Diotima – 08 Eros, and the desire for immortality
Type of Spiritual Experience
A description of the experience
Symposium – Plato [Translator: B. Jowett]
I was astonished at her words, and said: 'Is this really true, O thou wise Diotima?'
And she answered with all the authority of an accomplished sophist: 'Of that, Socrates, you may be assured;--think only of the ambition of men, and you will wonder at the senselessness of their ways, unless you consider how they are stirred by the love of an immortality of fame. They are ready to run all risks greater far than they would have run for their children, and to spend money and undergo any sort of toil, and even to die, for the sake of leaving behind them a name which shall be eternal. Do you imagine that Alcestis would have died to save Admetus, or Achilles to avenge Patroclus, or your own Codrus in order to preserve the kingdom for his sons, if they had not imagined that the memory of their virtues, which still survives among us, would be immortal?
Nay,' she said, 'I am persuaded that all men do all things, and the better they are the more they do them, in hope of the glorious fame of immortal virtue; for they desire the immortal.

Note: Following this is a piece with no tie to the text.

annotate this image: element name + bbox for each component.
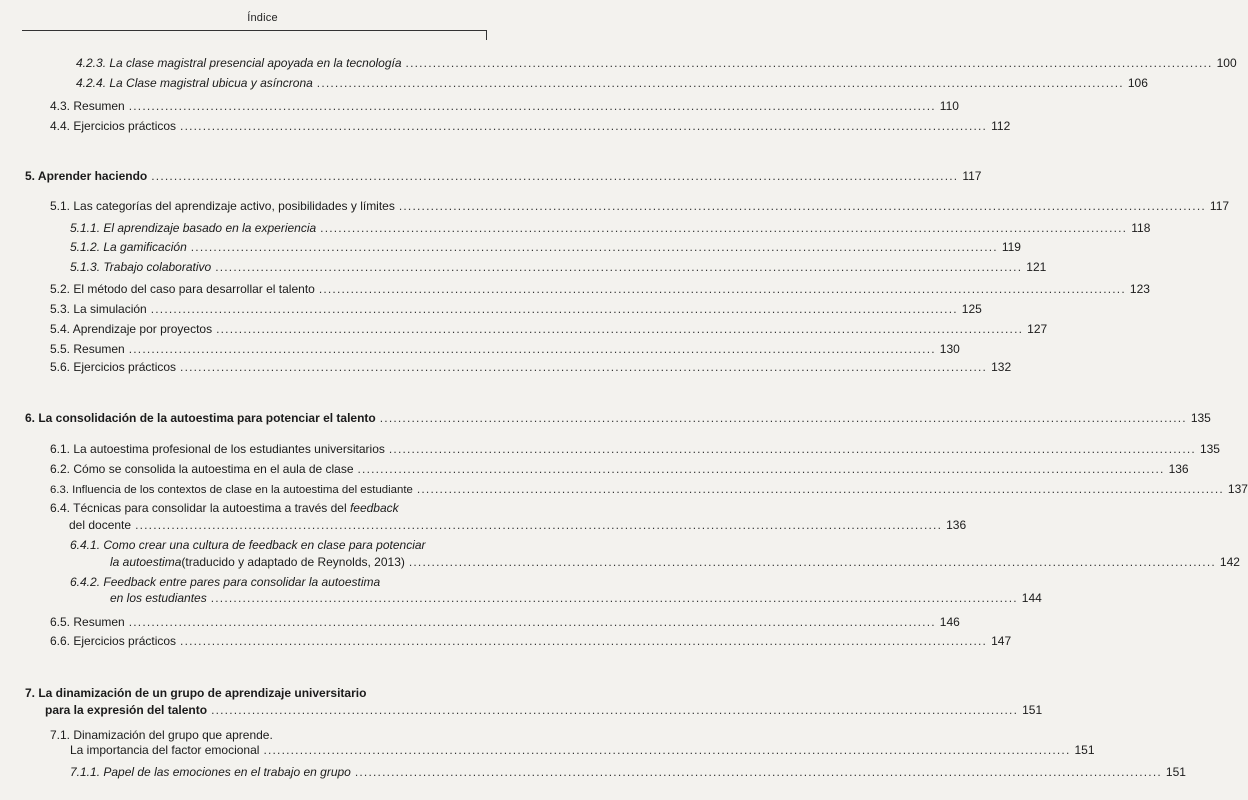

'Those who are pregnant in the body only, betake themselves to women and beget children--this is the character of their love; their offspring, as they hope, will preserve their memory and giving them the blessedness and immortality which they desire in the future.
But souls which are pregnant--for there certainly are men who are more creative in their souls than in their bodies--conceive that which is proper for the soul to conceive or contain. And what are these conceptions?--wisdom and virtue in general. And such creators are poets and all artists who are deserving of the name inventor.